After you send an email campaign, there are 10 metrics you can use to evaluate your campaign.
Name | Definition | Typical value |
“good metrics“: | ||
Acceptance rate or Deliverable rate | Number of successfully delivered emails divided by the number of emails sent | 98%+ for academic list; 80% for industry list |
Open rate | Number of unique opens divided by the number of delivered emails | 10%-20% |
Click rate | Number of unique clicks divided by the number of delivered emails | 1% |
Click-through rate | Number of unique clicks divided by the number of opened emails | 5%-10% |
Reply rate | Number of unique email replies divided by the number of opened emails | Varies a lot. 0.01% – 5% |
Active rate | Number of recipients who opened twice or more, or clicked | ~10% |
Conversion rate | Number of goal achieves divided by the number of delivered emails. You have to define the “goal” first (e.g. a sale). | |
“bad metrics“: | ||
Bounce rate | Number of hard-bounced (bad) emails divided by the number of emails sent | less than 1%. High bounce rate will harm your sender reputation |
Complaint rate | Number of complaints divided by the number of emails sent | less than 0.1%. High complaint rate will harm your sender reputation |
Unsubscribe rate | Number of people who unsubscribe divided by the number of emails sent | <1% |
For the “good metrics”, you want higher values; for the “bad metrics”, you want lower values. You especially want the bounce rate and complaint rate to be low, otherwise you will run into the risk of being banned by your email marketing providers.
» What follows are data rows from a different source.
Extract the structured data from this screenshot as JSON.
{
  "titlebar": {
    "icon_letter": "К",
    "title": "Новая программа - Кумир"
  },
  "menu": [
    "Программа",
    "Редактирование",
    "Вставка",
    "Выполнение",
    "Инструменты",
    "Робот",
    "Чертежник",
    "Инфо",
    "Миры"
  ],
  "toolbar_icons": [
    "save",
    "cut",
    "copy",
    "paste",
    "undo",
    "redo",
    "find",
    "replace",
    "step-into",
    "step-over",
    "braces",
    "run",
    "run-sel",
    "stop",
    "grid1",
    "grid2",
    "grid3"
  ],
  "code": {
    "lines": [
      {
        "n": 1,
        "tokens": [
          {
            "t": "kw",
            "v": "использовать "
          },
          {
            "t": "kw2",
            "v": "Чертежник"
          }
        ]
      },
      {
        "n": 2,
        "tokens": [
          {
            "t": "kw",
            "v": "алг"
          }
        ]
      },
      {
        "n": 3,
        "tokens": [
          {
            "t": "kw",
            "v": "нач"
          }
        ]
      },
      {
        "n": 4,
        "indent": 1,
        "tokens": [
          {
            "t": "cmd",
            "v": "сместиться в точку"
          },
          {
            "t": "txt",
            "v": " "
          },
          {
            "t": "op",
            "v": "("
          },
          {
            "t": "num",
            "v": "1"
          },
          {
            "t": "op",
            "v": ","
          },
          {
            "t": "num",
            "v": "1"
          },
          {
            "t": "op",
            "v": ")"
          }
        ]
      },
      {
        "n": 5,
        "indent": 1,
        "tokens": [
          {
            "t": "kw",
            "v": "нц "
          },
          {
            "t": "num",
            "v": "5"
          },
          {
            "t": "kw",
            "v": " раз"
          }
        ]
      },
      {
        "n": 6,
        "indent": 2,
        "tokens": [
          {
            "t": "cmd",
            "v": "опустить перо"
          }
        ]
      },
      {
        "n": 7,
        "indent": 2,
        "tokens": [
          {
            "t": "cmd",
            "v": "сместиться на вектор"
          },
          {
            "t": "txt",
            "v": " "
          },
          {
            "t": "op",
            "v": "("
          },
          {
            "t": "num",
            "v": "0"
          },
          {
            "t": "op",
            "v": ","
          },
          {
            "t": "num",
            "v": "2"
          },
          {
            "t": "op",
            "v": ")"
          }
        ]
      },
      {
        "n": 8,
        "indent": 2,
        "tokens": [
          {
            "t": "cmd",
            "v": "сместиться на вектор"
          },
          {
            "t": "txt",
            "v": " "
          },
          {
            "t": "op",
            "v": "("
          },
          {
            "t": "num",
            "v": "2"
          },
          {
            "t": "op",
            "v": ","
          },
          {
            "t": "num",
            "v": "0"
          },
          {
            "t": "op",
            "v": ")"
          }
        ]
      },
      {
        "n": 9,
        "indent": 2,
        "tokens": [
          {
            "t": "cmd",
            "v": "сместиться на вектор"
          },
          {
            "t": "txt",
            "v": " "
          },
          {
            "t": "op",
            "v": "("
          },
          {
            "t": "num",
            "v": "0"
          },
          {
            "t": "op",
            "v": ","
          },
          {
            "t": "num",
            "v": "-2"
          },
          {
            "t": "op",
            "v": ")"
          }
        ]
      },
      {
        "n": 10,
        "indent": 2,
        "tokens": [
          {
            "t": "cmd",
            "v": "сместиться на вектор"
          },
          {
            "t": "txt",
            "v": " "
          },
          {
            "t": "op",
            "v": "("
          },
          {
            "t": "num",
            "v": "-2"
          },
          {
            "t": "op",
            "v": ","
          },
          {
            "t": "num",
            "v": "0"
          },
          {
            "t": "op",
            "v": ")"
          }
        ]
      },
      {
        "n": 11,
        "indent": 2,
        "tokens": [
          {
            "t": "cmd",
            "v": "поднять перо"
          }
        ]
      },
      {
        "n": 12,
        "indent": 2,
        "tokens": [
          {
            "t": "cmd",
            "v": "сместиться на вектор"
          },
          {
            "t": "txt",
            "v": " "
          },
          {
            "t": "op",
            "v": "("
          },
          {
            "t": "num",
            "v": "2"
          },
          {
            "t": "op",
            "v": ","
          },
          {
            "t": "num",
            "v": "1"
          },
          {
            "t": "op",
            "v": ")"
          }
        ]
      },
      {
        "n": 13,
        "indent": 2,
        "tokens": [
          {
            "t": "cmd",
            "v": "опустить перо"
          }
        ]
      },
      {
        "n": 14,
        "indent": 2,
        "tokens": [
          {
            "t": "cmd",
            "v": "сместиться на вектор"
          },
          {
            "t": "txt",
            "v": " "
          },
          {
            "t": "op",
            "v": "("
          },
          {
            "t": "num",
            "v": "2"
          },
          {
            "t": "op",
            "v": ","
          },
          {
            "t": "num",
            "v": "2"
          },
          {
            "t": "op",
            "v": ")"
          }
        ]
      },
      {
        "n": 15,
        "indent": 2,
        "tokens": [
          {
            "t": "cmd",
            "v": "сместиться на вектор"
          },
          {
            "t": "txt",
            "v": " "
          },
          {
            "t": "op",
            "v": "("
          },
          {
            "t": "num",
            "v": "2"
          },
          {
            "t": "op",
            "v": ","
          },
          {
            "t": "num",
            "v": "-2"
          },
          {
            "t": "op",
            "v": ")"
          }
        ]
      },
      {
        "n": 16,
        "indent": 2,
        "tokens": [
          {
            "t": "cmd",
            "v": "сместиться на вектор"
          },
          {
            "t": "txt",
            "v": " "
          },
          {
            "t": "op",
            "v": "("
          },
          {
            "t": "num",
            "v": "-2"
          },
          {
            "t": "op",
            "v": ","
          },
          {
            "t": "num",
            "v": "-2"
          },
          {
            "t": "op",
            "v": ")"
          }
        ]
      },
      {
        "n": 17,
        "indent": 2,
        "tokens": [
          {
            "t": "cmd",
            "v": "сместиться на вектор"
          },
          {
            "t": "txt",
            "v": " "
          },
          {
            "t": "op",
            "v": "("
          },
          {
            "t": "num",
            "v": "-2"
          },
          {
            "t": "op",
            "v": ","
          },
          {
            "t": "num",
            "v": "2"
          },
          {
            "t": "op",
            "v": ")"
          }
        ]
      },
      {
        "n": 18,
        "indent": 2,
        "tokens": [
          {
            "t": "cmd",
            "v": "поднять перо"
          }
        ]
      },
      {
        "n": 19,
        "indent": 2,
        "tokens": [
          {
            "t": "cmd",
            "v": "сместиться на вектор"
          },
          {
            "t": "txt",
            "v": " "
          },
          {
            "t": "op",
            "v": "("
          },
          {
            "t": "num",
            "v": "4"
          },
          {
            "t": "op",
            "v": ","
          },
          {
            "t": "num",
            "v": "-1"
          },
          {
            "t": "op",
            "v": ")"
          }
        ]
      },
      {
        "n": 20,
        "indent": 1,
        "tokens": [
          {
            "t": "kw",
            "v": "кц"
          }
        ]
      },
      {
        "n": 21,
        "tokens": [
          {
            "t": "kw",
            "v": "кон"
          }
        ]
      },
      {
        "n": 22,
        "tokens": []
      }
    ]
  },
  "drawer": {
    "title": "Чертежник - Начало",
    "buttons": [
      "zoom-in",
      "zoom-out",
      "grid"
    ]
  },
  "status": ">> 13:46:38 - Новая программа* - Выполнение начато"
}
We also see the following abnormalities or special cases:
- Click rate higher than open rate, or click rate > 10%:
This is likely due to the recipients’ email servers scanning your emails and “clicking” the links - All emails to a single domain not opened
This is likely due to the recipients’ email servers blocking your emails or sending them to the spam folder - A single recipient opens your email ~10 times
He likely had forwarded your email to others - A recipient complaining he still receives your emails after unsubscription
He might have two email addresses in your list and he only unsubscribed one. You want to unsubscribe for him. - A recipient clicked your email but he never opened it
His email client (e.g. GMail) might disable image display which is required for open tracking.